As documented in bug 736554, I can confirm that the patch is working with 2.46.0.
Created attachment 293419 [details] [review] Draft patch v3 Uploading a third patch. Some changes: - Modify the patch to use "/dev/urandom", rather than g_random_int(), for the client nonce on platforms that support it. (Continue to use g_random_int() as a fallback.) - Update unit test. That part of the patch now applies to libsoup 2.46. (Previously it was based on 2.44.) Also, I think, generally made it cleaner. I'm not obsoleting the previous version of the patch because it's not clear to me that these changes are strictly better. There should be no functional difference between these two patches in terms of the resulting compiled .so file, other than that it would be slightly harder for an attacker to predict the client nonce.
I can confirm that the patch is also working with 2.48.1
*bump* -- is there anything I could do to help this patch get considered and/or accepted? Any thoughts?
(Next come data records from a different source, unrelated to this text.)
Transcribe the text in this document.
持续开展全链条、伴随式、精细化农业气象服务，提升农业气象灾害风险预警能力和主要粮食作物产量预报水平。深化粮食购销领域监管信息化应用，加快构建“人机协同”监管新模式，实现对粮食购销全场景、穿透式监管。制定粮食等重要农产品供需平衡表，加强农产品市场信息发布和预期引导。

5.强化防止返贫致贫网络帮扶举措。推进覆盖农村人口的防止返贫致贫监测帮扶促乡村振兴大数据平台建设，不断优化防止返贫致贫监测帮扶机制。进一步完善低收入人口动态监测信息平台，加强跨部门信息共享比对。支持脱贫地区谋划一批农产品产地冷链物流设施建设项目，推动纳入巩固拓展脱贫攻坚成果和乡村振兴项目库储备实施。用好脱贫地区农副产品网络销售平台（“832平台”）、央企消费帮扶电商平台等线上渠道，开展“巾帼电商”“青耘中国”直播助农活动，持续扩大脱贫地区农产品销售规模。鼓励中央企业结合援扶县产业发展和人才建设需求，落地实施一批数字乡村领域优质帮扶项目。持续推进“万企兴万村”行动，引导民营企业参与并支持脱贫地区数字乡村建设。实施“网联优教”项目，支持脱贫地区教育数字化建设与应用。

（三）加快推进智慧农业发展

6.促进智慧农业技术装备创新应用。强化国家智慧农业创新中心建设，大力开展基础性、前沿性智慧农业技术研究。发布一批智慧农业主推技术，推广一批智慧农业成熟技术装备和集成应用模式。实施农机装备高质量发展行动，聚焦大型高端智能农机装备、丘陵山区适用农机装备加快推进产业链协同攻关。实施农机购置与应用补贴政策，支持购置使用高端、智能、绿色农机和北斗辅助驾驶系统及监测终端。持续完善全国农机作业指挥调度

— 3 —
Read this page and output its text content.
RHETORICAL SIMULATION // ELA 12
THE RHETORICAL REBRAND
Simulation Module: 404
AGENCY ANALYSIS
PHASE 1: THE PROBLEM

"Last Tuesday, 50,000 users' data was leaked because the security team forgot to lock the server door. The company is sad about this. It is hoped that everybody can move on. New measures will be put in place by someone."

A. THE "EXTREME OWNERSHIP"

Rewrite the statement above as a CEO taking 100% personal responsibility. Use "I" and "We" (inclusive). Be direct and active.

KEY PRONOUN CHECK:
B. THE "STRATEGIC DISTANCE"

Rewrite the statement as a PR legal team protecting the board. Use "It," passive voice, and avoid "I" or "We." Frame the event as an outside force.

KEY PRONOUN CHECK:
[mass-moving all "UNCONFIRMED" libsoup bugs to "NEW" after disabling the "UNCONFIRMED" status for this product now that bugzilla.gnome.org allows that. bugspam-libsoup-20150210]
works well and makes my day. Can we push it and get it released in libsoup.?
Committed to master, and will be in next week's (unstable) release. (I removed the /dev/urandom parts; it just seemed weird to be using that directly...)
Thanks Dan! Hopefully GLib will gain a better RNG sometime soon.